Мазин жевал лимон. Он готовился совсем к другому разговору и не вполне понимал своего собеседника. Видел только, что тот захмелел и хочет высказать что-то наболевшее.
— Несколько оригинально для старого друга.
— Пожалуй. Но мы не были друзьями. Просто нам приходилось ими быть или делать вид, что мы друзья. Хотя известно, собственно, зачем. Так уж складывались наши отношения. Знаете, мы пренебрегаем случайностями, но не родись Антон в нашем дворе, вряд ли он вывалился бы из окна моей квартиры. Как вы думаете?
— Вы ставите вопрос слишком прямолинейно. Если бы я больше знал о Тихомирове…

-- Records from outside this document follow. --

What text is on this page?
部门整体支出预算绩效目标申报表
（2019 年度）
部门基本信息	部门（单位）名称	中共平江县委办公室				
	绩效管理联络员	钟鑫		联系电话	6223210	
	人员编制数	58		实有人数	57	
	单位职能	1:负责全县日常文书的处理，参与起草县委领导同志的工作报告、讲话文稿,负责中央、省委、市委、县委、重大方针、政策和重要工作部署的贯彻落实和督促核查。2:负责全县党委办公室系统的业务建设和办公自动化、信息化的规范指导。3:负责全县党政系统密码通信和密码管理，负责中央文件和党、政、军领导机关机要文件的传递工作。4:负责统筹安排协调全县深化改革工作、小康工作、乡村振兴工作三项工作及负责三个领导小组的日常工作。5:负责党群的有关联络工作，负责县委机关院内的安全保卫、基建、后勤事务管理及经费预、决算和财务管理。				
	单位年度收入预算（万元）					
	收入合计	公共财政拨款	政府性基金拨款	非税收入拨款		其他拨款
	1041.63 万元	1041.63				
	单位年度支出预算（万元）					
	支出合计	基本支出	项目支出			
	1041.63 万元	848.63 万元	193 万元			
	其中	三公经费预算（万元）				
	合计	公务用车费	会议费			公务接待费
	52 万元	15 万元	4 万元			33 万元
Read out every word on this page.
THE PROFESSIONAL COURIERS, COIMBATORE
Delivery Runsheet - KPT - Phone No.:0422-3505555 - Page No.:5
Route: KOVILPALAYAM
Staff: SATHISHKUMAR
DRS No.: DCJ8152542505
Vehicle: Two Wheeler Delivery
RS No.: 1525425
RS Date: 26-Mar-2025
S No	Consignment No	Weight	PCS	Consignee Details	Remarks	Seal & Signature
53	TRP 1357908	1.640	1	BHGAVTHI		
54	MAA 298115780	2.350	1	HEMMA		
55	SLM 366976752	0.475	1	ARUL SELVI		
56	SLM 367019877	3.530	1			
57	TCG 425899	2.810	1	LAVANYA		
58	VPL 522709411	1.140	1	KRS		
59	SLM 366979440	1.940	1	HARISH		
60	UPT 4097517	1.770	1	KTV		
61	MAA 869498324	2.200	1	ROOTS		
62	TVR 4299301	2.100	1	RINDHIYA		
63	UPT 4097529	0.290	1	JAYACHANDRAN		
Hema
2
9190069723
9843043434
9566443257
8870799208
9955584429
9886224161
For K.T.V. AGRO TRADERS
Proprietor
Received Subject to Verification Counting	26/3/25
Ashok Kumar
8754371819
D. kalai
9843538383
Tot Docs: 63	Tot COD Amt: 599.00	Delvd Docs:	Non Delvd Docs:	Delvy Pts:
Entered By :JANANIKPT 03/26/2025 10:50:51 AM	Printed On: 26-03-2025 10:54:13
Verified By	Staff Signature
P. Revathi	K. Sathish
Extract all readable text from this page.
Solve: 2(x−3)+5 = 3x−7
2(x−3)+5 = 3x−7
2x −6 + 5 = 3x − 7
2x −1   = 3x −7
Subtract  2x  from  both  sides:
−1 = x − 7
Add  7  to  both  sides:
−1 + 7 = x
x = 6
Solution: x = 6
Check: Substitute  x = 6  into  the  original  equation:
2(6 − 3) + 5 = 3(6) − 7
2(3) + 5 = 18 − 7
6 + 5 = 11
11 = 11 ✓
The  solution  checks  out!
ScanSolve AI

— Зачем? Вы все равно никого не посадите в тюрьму Даже самого Антона. Господь бог решил с ним разобраться лично. И слава богу! Что, удивил я вас?
— Немного.
— Да, бывает. "Молодой, талантливый…" А может, я ему просто завидую. — Рождественский достал сигарету. — Хотя я всегда считался везучим. Впрочем, не уверен, что это так. Дело не в везении. Может быть, мне даже совсем не везло. Да и наверняка не везло. Просто жизнь не трогала меня, занималась другими, а я катился по ней, как колобок, думая по наивности, что иначе и быть не может. Я, знаете ли, из тех, кому трудно писать автобиографии — все укладывается в несколько строчек: родился, учился, не участвовал, не был, по национальности русский. В таком-то году окончил школу, с медалью, разумеется. Потом университет, потом аспирантуру. Вот и все.
Мазин протянул спичку, и Рождественский сразу затянулся.
— А у него все было наоборот. Кроме года рождения и национальности. Тут у нас совпадало. Остальное нет. Мой отец был профессором, у него отца вообще не было. То есть был, конечно, он его не видел и не знал никогда, да и не интересовался, наверно, я думаю. Он вообще умел не интересоваться тем, что считал ненужным.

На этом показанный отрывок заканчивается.